Uma das ideias mais chamativas é um "imposto sobre robôs" - uma taxa que exigiria que sistemas automatizados contribuíssem com a mesma quantia de receita que um trabalhador humano teria pago em impostos sobre payroll. O conceito, inicialmente apresentado por Bill Gates em 2017, visa repor os cofres do governo à medida que as máquinas substituem trabalhadores em várias indústrias.
Além da tributação, a OpenAI propõe a criação de um Fundo de Riqueza Pública que alocaria uma participação direta em empresas e infraestrutura de IA para todos os americanos. Os retornos do fundo seriam distribuídos aos cidadãos, oferecendo uma maneira para o público em geral compartilhar do lado financeiro positivo da IA, mesmo que eles não tenham exposição ao mercado. A medida poderia atrair eleitores que assistiram a rallies de mercado impulsionados pela IA sem ver ganhos pessoais.
Recomendações focadas no trabalho incluem subsídios para uma semana de trabalho de quatro dias sem reduzir os salários, aumento das contribuições de aposentadoria dos empregadores, expansão da assistência médica paga pelo empregador e oferecimento de subsídios para cuidados infantis ou de idosos. A OpenAI enquadraria essas medidas como responsabilidades corporativas, e não mandatos governamentais, embora também sugira contas de benefícios portáteis que viajariam com os trabalhadores entre empregos. Críticos observam que tais contas ainda dependeriam de contribuições dos empregadores e podem não atingir a cobertura universal para trabalhadores deslocados.
A segurança e a segurança são destacadas no documento. A OpenAI reconhece riscos que variam do uso malicioso por atores estatais à perda de controle humano sobre sistemas avançados. Para mitigar essas ameaças, a empresa defende novos órgãos de supervisão, planos de contenção para IA de alto risco e salvaguardas específicas contra ataques cibernéticos e ameaças biológicas.

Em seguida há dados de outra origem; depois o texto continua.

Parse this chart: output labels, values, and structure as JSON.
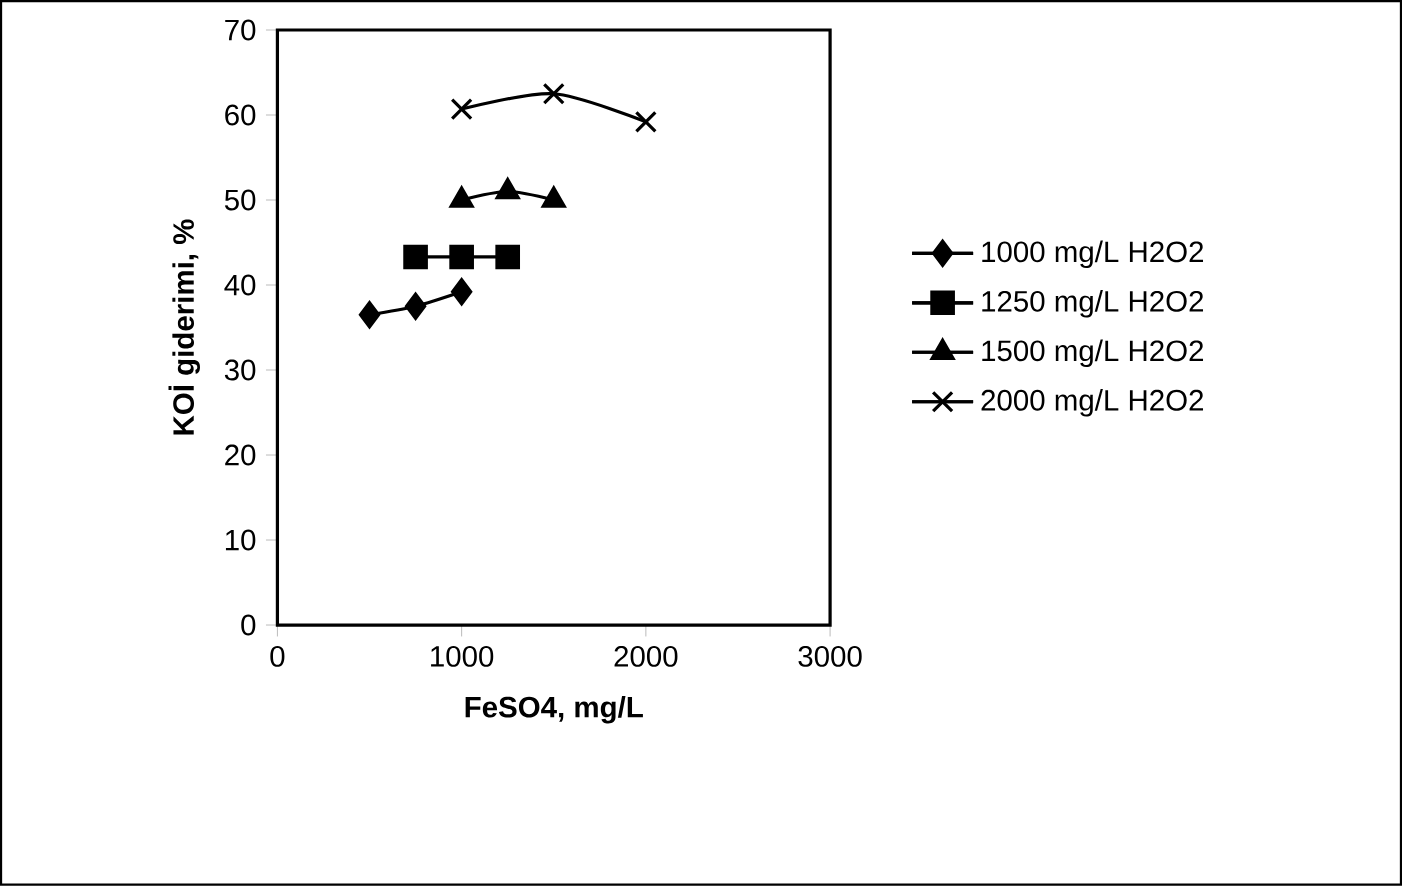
{
  "chart_data": {
    "type": "line",
    "xlabel": "FeSO4, mg/L",
    "ylabel": "KOİ giderimi, %",
    "xlim": [
      0,
      3000
    ],
    "xticks": [
      0,
      1000,
      2000,
      3000
    ],
    "ylim": [
      0,
      70
    ],
    "yticks": [
      0,
      10,
      20,
      30,
      40,
      50,
      60,
      70
    ],
    "legend": "right",
    "grid": false,
    "series": [
      {
        "name": "1000 mg/L H2O2",
        "color": "#000000",
        "marker": "diamond",
        "x": [
          500,
          750,
          1000
        ],
        "values": [
          36.5,
          37.5,
          39.2
        ]
      },
      {
        "name": "1250 mg/L H2O2",
        "color": "#000000",
        "marker": "square",
        "x": [
          750,
          1000,
          1250
        ],
        "values": [
          43.3,
          43.3,
          43.3
        ]
      },
      {
        "name": "1500 mg/L H2O2",
        "color": "#000000",
        "marker": "triangle",
        "x": [
          1000,
          1250,
          1500
        ],
        "values": [
          50.0,
          51.0,
          50.0
        ]
      },
      {
        "name": "2000 mg/L H2O2",
        "color": "#000000",
        "marker": "cross",
        "x": [
          1000,
          1500,
          2000
        ],
        "values": [
          60.7,
          62.5,
          59.2
        ]
      }
    ]
  }
}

O investimento em infraestrutura completa a agenda. Reconhecendo o apetite voraz de energia da IA, a OpenAI urge a expansão das redes de eletricidade e propõe subsídios, créditos fiscais ou participações acionárias para acelerar a construção relacionada à IA. A empresa compara a IA a uma utilidade, defendendo uma parceria entre a indústria e o governo para manter a tecnologia acessível e amplamente acessível.
O momento da estrutura é notável. Ela chega enquanto a administração Trump elabora uma estrutura nacional de IA e enquanto as eleições de meio de mandato de 2026 se aproximam, sugerindo uma tentativa de relevância bipartidária. O presidente da OpenAI, Greg Brockman, um grande doador do ex-presidente Donald Trump, também canalizou somas significativas para super PACs que favorecem a regulação leve da IA.
A mudança da OpenAI de uma entidade sem fins lucrativos para uma entidade com fins lucrativos no ano passado alimenta a ceticismo sobre a alinhamento de sua missão com as obrigações dos acionistas. No entanto, a empresa aponta para períodos históricos de agitação econômica - como a era do New Deal - para argumentar que uma política industrial ousada pode aproveitar tecnologias transformadoras para o bem público.
Se os legisladores adotarem alguma dessas recomendações, permanece incerto, mas o documento marca uma instância rare de uma empresa líder de IA delineando uma visão econômica detalhada para a chamada "era da inteligência".
This article was written with the assistance of AI.
News Factory SEO helps you automate news content for your site.